Sebagian dari kita keluar dengan membawa pahala khatam Al-Quran sekian puluh kali. Ada juga yang keluar dengan membawa catatan dan buku karena sudah menghatamkan sekian puluh buku. Sebagian yang lain keluar dengan membawa 1-2 buku yang telah ditulis di masa pandemi. Atau ada yang keluar dengan membawa channel Youtube beserta ribuan subscriber yang didapatkan.
Namun, mereka yang tidak mampu memanfaatkan waktu dengan baik, keluar dengan mata yang sayu dan lelah, karena hidupnya selama meditasi dipenuhi dengan hanya melihat gadget tanpa ada produktivitas sama sekali. Atau keluar dengan kondisi yang sangat miskin, karena tidak mampu mengasah kreativitas untuk mampu bertahan hidup.
Minim gerak di sini adalah minim gerak secara fisik, bukan minim gerak non fisik. Bolehlah aktivitas fisik kita dibatasi, tapi gerak kita dalam aspek lain harus jauh lebih produktif.

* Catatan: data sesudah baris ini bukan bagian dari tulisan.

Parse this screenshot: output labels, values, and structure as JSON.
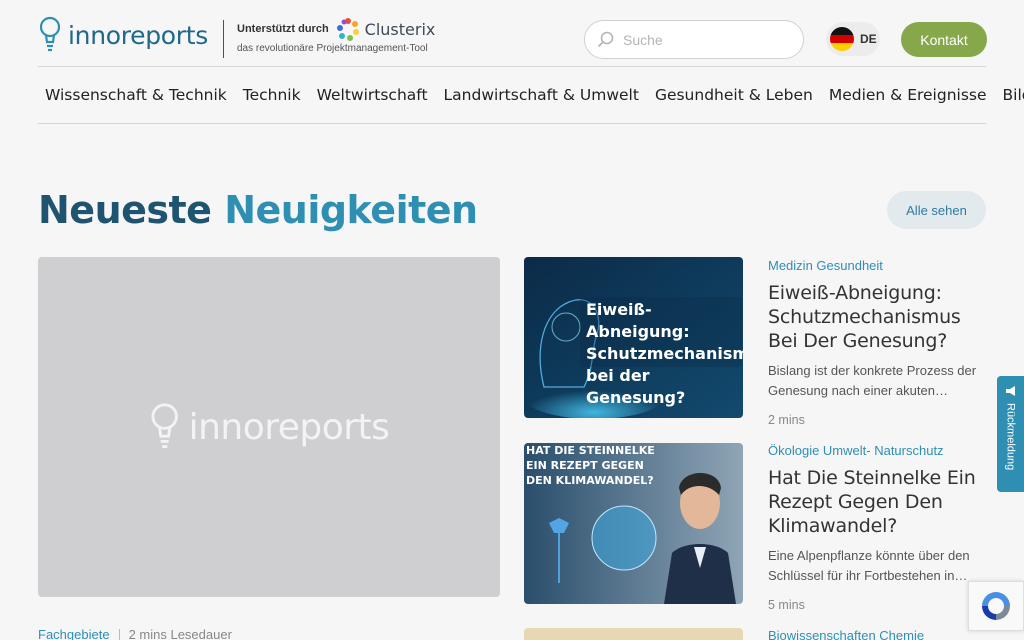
{
  "header": {
    "logo_text": "innoreports",
    "support_label": "Unterstützt durch",
    "support_brand": "Clusterix",
    "support_tagline": "das revolutionäre Projektmanagement-Tool",
    "search_placeholder": "Suche",
    "language": "DE",
    "contact_label": "Kontakt"
  },
  "nav": {
    "items": [
      "Wissenschaft & Technik",
      "Technik",
      "Weltwirtschaft",
      "Landwirtschaft & Umwelt",
      "Gesundheit & Leben",
      "Medien & Ereignisse",
      "Bildung"
    ]
  },
  "section": {
    "title_part1": "Neueste",
    "title_part2": "Neuigkeiten",
    "see_all": "Alle sehen"
  },
  "featured": {
    "placeholder_logo": "innoreports",
    "category": "Fachgebiete",
    "read_time": "2 mins Lesedauer"
  },
  "articles": [
    {
      "category": "Medizin Gesundheit",
      "title": "Eiweiß-Abneigung: Schutzmechanismus Bei Der Genesung?",
      "excerpt": "Bislang ist der konkrete Prozess der Genesung nach einer akuten…",
      "read_time": "2 mins",
      "thumb_text": "Eiweiß-Abneigung: Schutzmechanismus bei der Genesung?"
    },
    {
      "category": "Ökologie Umwelt- Naturschutz",
      "title": "Hat Die Steinnelke Ein Rezept Gegen Den Klimawandel?",
      "excerpt": "Eine Alpenpflanze könnte über den Schlüssel für ihr Fortbestehen in…",
      "read_time": "5 mins",
      "thumb_text": "HAT DIE STEINNELKE EIN REZEPT GEGEN DEN KLIMAWANDEL?"
    },
    {
      "category": "Biowissenschaften Chemie"
    }
  ],
  "feedback_label": "Rückmeldung",
  "colors": {
    "brand_dark": "#1f5470",
    "brand_light": "#2e8fb3",
    "contact_green": "#86a84a"
  }
}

Bagi yang berdagang, omzet tentu menurun, tapi harus bisa bergerak untuk menjual secara online, membuat toko baru di Tokopedia atau Shopee. Bagi guru di sekolah, karena tidak bisa mengajar di sekolah, harus bergerak untuk bisa membuat konten-konten pembelajaran yang kreatif dan menyenangkan.
Ada sebuah ungkapan pesantren yang menarik “fil harokati barokah” (ada keberkahan di setiap gerakan). Minimnya gerak fisik tidak lantas membuat kita berhenti bergerak. Sedentary lifestyle hanya untuk fisik kita. Pikiran dan kreativitas harus tetap terus bergerak.